Sans doute l'attention doit-elle porter aujourd'hui par priorité sur la continuité de la prise en charge entre la prison et le milieu ouvert . Comme l'a observé le professeur Jean-Louis Senon, lors de son audition par votre rapporteur, la récidive, si elle a lieu, se produit très souvent entre le sixième et le neuvième mois suivant la libération. Il serait sans doute très souhaitable que la personne puisse, si elle le souhaite, conserver dans le milieu libre les mêmes interlocuteurs sociaux et médicaux. A tout le moins, un passage de témoins apparaît indispensable.
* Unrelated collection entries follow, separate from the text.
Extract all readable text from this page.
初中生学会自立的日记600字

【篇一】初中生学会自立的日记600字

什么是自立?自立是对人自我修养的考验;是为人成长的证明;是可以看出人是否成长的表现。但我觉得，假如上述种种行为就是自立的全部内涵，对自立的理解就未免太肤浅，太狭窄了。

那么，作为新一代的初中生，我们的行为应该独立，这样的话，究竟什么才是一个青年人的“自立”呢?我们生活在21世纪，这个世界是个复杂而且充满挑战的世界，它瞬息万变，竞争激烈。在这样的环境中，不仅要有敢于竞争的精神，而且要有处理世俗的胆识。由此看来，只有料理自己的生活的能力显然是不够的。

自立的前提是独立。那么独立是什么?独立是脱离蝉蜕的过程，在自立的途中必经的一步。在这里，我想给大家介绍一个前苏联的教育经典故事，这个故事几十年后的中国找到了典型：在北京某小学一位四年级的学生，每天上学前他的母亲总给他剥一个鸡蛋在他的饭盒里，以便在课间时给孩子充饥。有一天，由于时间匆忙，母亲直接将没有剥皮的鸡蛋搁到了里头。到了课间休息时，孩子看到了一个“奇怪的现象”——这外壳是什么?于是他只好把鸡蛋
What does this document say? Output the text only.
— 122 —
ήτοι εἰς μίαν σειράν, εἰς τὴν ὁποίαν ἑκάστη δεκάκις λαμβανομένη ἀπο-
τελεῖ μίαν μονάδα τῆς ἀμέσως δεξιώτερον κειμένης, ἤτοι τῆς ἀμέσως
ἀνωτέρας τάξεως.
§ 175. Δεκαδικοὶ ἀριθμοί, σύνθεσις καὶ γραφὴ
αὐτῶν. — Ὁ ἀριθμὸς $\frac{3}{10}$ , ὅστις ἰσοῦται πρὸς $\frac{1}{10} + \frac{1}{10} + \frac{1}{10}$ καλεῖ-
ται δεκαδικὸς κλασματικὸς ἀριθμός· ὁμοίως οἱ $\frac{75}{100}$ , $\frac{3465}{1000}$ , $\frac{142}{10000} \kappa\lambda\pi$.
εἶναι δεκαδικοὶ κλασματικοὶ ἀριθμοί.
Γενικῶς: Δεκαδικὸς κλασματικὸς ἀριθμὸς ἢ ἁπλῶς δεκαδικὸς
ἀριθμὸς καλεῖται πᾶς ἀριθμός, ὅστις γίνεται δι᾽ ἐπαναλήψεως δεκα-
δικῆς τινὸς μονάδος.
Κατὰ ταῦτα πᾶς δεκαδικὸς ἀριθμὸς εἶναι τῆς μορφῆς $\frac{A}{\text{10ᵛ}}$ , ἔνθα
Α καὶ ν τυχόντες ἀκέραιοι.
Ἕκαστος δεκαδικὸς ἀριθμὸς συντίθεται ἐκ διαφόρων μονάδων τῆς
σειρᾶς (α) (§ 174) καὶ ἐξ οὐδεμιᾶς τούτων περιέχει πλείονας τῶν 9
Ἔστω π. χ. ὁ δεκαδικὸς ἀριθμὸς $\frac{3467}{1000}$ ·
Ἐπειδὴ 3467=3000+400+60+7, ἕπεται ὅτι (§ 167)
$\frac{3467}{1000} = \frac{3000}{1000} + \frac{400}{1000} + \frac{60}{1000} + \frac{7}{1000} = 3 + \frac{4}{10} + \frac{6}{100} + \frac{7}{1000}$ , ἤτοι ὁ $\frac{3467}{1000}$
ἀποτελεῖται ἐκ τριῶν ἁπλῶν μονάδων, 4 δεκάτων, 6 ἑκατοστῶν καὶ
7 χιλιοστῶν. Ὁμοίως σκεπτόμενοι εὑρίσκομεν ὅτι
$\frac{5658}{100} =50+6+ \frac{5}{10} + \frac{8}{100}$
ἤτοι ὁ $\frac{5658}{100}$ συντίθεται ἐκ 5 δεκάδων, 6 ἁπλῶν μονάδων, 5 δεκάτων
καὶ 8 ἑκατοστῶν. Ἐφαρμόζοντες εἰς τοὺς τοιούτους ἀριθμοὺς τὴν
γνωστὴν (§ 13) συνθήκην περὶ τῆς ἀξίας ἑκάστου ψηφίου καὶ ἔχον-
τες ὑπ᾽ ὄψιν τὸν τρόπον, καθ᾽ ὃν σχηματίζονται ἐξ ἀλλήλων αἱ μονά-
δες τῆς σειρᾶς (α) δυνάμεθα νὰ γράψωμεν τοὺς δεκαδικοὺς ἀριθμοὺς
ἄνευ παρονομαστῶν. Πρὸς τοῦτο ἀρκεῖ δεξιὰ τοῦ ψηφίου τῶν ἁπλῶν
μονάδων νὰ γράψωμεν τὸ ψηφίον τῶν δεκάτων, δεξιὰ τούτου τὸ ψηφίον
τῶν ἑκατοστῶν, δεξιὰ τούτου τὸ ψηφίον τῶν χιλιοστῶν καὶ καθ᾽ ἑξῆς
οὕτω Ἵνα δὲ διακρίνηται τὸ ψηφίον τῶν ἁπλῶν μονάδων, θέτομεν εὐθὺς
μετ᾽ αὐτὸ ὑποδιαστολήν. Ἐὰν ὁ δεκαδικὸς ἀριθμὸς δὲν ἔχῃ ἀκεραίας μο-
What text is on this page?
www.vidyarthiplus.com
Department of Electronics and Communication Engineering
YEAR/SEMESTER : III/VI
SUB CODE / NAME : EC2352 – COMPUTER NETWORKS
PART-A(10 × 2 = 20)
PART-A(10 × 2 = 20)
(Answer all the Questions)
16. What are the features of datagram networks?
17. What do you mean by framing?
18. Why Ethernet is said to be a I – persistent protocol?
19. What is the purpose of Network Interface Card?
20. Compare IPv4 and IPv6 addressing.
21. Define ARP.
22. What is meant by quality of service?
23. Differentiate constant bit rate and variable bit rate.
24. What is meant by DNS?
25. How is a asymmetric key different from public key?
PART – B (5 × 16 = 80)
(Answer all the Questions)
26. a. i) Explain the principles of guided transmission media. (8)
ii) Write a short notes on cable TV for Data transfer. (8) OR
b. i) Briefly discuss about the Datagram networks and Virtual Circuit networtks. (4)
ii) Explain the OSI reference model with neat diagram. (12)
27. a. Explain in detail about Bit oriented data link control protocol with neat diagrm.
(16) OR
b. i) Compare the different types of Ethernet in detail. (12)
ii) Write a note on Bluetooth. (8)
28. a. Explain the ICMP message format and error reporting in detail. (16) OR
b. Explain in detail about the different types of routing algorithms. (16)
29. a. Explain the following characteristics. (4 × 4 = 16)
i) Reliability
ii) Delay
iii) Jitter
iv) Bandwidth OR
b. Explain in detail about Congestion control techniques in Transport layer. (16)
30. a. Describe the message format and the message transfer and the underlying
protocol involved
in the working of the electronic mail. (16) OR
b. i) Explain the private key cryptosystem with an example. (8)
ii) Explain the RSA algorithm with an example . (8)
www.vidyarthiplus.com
Il faut souligner, à cet égard, le rôle joué par les centres ressources pour la prise en charge des auteurs de violences sexuelles afin de favoriser un partenariat entre les équipes de services médico-psychologiques régionaux (SMPR) en prison, les médecins coordonnateurs et les équipes de psychiatrie générale.

Enfin, votre rapporteur souhaite souligner de nouveau la nécessité d'assurer un recrutement des conseillers d'insertion et de probation à la mesure des missions accrues qui leur sont confiées.

La loi pénitentiaire évoquait la création de 1.000 postes supplémentaires. La loi de finances n'autorise que 123 emplois supplémentaires. Néanmoins, le secrétaire d'Etat à la justice, M. Jean-Marie Bockel, s'était montré favorable devant votre commission des lois à un programme pluriannuel de création d'emplois qui pourrait être soumis au Parlement à l'occasion du prochain projet de loi de finances.

* 24 Casabianda, Salon de Provence, Perpignan, Muret, Saint Quentin-Fallavier, Roanne, Riom, Mauzac, Bédenac, Poitiers, Saint-Martin de Ré, Nantes, Argentan, Caen, Val de Reuil, Liancourt, Bapaume, Toul, Ensisheim, Melun, Joux la Ville, Le Port.